Kadyn stands charged with rape, second-degree kidnapping, and three counts of possessing child pornography—all felony charges that could result in a life sentence in prison. Rachael has been charged with second-degree kidnapping, drug trafficking, two counts of possession of a controlled substance and one count of harboring a wanted felon—all also felonies with a potential for a life sentence in prison. 

Map showing Oregon and Idaho [Photo: OpenStreetMap.org]

Police also received permission from the court to search the location data on the phones of those involved, tracking Kadyn and K.B. to Bend, Oregon, where the abortion occurred. Investigators were reportedly able to trace all three to cell towers in the Bend area to prove they were in Oregon at the time in question.

The case is a major legal battleground for Republican lawmakers around the country. Idaho was the first state to attempt to ban interstate travel for abortion care, and Republican-led state governments are watching closely how the legal challenges to the law play out. No other states have yet passed laws to ban interstate travel for abortion, but four counties in Texas have passed their own laws prohibiting the use of county roads to transport a person seeking an abortion elsewhere. 

These travel bans are based on questionable legal authority. Like the state abortion ban in Texas, it relies on a bounty hunter-like system, where private individuals can report any person who aids in the transport of a person seeking an abortion, and there is uncertainty about how these bans will be enforced. Even Supreme Court Justice Brett Kavanaugh, who supported the overturning of Roe v. Wade, wrote in his opinion, “May a state bar a resident of that state from traveling to another state to obtain an abortion? In my view, the answer is no, based on the constitutional right to interstate travel.” 

This is not a dependable legal defense against abortion travel bans, however. Just as the right-wing Supreme Court could overturn decades of precedent to abolish abortion rights for millions of people, it could just as easily invent a legal justification for bans on interstate travel for abortions. 

For its part the Biden administration has limited any opposition to such attacks on the right to an abortion to toothless court battles. In Idaho earlier this month a federal appeals court temporarily limited the state’s ability to enforce its abortion ban in medical emergencies while it addresses legal challenges by the Biden administration. This follows a decision by the 9th Circuit Court to allow the ban to proceed in full force, which itself overturned a lower court order to restrict the ban’s provisions.

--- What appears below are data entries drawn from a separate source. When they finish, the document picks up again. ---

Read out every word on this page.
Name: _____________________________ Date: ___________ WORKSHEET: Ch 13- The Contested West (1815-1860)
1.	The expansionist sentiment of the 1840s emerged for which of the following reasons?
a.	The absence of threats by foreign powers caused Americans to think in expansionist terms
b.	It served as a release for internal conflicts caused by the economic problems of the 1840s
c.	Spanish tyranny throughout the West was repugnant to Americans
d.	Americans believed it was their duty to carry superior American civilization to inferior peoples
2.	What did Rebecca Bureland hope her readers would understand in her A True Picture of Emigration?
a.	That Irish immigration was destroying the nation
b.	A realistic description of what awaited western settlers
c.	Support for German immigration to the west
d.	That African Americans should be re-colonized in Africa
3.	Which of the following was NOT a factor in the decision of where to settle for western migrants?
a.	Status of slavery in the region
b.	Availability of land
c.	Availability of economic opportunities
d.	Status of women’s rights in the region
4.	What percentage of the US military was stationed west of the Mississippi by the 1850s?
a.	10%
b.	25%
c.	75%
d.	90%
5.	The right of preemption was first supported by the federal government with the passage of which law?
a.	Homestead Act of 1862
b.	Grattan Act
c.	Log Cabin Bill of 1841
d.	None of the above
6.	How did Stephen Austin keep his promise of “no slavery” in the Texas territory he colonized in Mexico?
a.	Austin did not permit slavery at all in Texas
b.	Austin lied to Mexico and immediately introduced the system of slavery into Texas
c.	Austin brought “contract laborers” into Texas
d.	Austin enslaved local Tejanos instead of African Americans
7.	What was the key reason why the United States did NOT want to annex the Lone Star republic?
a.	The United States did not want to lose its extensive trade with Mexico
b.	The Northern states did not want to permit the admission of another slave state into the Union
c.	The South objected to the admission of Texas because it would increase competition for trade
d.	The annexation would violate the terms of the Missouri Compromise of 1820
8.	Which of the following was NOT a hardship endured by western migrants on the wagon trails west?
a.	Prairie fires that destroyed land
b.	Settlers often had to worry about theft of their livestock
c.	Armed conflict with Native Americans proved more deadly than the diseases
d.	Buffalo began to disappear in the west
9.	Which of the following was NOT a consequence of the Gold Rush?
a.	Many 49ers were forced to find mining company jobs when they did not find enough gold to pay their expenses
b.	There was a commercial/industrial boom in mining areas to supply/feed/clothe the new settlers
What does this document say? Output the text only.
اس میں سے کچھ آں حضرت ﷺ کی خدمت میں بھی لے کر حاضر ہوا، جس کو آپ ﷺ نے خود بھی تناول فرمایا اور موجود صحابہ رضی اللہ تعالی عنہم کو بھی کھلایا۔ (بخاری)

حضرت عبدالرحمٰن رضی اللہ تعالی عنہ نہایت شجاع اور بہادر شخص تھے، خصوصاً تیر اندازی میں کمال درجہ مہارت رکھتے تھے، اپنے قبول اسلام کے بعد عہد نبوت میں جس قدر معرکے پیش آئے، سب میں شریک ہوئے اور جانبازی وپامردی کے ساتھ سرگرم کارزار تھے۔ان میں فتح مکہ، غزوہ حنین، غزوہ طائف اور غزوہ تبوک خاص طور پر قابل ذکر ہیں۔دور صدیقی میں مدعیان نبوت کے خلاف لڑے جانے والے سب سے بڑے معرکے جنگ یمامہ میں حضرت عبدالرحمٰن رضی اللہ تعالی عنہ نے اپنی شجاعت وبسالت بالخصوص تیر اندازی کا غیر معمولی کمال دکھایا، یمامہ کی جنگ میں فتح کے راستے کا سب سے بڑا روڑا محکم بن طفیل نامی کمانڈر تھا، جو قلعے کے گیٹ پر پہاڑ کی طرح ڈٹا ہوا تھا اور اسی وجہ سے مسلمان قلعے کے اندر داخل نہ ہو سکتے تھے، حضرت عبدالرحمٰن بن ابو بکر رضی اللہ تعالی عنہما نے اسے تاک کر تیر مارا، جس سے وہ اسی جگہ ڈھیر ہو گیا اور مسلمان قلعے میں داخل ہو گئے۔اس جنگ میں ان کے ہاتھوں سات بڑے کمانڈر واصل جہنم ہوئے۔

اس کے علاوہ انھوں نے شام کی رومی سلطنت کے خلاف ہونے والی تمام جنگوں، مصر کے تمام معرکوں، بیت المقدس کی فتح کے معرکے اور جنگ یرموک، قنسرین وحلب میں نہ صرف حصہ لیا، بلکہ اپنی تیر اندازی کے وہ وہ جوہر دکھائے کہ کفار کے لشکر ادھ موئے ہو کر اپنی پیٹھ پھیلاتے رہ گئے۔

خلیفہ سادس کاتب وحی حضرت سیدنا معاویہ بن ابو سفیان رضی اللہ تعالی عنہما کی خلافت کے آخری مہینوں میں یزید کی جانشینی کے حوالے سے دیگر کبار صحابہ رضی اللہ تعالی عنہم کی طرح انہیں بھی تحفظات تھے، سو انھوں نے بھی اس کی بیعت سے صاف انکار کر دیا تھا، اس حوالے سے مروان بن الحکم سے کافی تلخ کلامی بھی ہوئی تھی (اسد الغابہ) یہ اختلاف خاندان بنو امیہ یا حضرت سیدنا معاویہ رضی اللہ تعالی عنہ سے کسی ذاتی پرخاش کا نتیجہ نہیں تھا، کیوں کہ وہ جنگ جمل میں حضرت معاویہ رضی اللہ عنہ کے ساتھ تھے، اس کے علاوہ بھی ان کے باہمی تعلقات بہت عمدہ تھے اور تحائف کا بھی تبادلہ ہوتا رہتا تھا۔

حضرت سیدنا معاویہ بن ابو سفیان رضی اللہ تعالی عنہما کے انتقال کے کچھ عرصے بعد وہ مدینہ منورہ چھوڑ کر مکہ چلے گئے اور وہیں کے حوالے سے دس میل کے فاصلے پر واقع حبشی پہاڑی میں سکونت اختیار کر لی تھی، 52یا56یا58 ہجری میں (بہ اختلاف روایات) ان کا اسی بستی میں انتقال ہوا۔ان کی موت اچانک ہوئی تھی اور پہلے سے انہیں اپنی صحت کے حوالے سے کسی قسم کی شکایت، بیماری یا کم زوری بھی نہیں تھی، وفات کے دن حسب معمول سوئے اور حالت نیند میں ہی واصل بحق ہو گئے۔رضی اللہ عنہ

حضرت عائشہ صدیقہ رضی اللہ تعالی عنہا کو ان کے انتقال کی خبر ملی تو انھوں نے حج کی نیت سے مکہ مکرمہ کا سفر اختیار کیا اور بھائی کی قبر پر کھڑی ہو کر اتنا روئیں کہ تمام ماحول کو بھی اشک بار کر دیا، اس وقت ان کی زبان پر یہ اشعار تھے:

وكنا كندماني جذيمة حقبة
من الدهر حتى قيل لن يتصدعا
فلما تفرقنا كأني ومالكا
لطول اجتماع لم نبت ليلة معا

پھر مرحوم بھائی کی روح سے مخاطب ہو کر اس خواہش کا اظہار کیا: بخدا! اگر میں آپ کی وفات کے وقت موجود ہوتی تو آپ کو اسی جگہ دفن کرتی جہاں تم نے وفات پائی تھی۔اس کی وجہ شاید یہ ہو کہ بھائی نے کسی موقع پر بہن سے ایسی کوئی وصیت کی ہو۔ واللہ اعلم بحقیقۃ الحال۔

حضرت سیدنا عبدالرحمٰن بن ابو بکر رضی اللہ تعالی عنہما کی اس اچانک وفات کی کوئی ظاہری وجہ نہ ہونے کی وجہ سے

Overall, this has not even addressed the abortion ban itself but rather whether the state must be required to allow for abortions in the case of a medical emergency, slightly broadening the definition of exceptions for risks to the mother’s life. 

While the Swainstons have been charged with broader crimes beyond abortion trafficking, their case is a test run for the new ban on travel for abortions. Even prior to the overturning of Roe v. Wade, nearly one in 10 people who sought an abortion in the United States traveled out of state for abortion services. Since the wave of abortion bans, this number has undoubtedly increased substantially. In Kansas, where an abortion ban was rejected by a referendum vote, 51 percent of all abortions in the state are from out-of-state residents.